Most people expect journalism to be about the cold hard facts, possibly biased in it's tone and interpretation, but not altering the facts in favor of a narrative. Manipulating quotes is another journalistic favorite, because hey, just because it's between quotation marks doesn't mean they literally said that...
In the real world, that is called "lying and deceiving", unless it's marked "fiction" (or "advertising").
Every time people find out the truth doesn't match the reports, journalism loses a little more respect, but for some insane reason journalists insist on maintaining this completely outdated practice that is no longer justifiable in today's world of video, audio and instant global communication. And of course, logs...
the general public doesn't expect journalists to "construct a narrative".
Most people expect journalism to be about the cold hard facts
this is a very old way of thinking about journalism and contrasts bizarrely with your assertion that building narratives is an outdated practice. in today's world of A/V/Instant communication, its becoming more and more clear that not only will people not pay attention to "cold hard fact" journalism, but what a lot of people actually want isn't merely narratives, its narratives that they agree with.
> I wouldn't characterise it as lying. Broder constructed a narrative around his experience, and got a couple of the details wrong.
Not having a dog in this fight, I would also characterize it as lying. I have the expectation that a journalist will not construct a narrative, but will endeavor to faithfully report events as experienced and informed, as well as revealing personal biases and possible sources of error.
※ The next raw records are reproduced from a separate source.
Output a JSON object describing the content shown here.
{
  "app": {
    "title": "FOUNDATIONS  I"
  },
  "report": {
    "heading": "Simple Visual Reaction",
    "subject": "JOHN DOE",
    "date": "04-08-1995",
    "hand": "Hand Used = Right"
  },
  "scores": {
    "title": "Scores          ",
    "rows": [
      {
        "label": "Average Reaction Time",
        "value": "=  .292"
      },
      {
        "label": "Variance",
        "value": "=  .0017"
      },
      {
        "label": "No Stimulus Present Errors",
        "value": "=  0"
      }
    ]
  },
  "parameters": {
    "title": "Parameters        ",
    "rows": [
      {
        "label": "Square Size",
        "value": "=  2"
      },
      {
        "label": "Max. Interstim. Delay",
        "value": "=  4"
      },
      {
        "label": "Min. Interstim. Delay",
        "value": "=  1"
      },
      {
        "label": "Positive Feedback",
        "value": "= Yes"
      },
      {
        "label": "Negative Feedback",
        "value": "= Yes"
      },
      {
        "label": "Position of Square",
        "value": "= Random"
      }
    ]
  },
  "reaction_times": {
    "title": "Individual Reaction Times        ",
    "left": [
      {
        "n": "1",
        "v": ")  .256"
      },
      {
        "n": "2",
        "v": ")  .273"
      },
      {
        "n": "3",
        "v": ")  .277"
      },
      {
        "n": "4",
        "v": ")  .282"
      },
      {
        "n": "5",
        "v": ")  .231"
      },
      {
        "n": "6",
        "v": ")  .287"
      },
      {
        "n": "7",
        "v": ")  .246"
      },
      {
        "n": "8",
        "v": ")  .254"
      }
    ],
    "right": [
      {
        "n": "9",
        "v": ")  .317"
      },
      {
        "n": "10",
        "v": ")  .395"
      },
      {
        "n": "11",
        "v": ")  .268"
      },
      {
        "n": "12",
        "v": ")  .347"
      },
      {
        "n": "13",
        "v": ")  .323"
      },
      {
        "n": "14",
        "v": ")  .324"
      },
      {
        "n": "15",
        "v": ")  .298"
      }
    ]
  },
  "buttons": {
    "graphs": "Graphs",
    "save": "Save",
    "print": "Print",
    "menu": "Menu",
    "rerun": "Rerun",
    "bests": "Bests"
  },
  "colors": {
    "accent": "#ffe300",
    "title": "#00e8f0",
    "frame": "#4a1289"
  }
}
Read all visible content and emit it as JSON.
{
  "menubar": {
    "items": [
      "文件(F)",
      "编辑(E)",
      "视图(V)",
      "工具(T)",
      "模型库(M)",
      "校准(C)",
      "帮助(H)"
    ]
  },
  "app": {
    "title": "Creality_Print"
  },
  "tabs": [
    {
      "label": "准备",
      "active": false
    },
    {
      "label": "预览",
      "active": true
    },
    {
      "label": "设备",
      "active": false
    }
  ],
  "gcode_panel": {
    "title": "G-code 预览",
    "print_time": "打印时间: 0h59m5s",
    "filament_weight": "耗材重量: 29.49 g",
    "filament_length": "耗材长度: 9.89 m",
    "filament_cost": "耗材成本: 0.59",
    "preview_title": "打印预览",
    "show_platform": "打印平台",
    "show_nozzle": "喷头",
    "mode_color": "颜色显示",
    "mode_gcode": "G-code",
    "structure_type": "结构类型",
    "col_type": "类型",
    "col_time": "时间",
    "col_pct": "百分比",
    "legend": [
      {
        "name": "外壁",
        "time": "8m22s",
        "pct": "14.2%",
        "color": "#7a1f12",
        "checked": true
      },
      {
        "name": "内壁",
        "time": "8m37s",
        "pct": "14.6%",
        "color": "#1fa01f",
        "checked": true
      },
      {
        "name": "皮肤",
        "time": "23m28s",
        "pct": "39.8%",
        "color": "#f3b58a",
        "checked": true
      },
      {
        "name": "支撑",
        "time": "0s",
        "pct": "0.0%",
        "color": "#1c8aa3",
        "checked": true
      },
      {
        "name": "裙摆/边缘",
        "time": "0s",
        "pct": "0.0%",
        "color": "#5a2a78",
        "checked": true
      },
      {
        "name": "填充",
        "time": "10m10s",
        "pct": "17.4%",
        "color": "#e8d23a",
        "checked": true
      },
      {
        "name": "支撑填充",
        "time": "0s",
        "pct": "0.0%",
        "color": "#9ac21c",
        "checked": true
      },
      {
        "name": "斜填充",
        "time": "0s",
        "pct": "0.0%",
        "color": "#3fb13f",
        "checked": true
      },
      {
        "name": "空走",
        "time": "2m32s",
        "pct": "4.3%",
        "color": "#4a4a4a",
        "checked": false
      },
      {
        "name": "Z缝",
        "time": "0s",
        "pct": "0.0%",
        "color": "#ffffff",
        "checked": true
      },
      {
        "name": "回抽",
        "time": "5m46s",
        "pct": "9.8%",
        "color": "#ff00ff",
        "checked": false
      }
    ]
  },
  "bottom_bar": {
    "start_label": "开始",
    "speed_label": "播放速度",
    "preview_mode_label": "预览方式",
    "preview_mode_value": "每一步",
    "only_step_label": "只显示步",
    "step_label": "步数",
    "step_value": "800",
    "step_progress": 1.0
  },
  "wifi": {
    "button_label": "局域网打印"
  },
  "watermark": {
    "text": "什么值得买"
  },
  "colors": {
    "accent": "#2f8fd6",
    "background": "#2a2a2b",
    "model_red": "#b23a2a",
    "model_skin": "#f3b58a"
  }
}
Actually, Broder constructed an experience around the narrative that he had wanted from the beginning.
Driving like a normal person would - letting the car charge and trying to keep it near full - wouldn't have matched the narrative he had in mind, so he didn't do it. The narrative he had in mind involved desperately limping from station to station trying to get a little juice, so that's the experience that he constructed.
How an unbiased reporter would have done it: charge to full, pay attention to mileage and time to charge, repeatedly charge to full throughout trip, discuss the time limitations (must stop for an hour+ on long trips instead of a ten minute gasoline stop...), see if mileage matches expectations, and so on.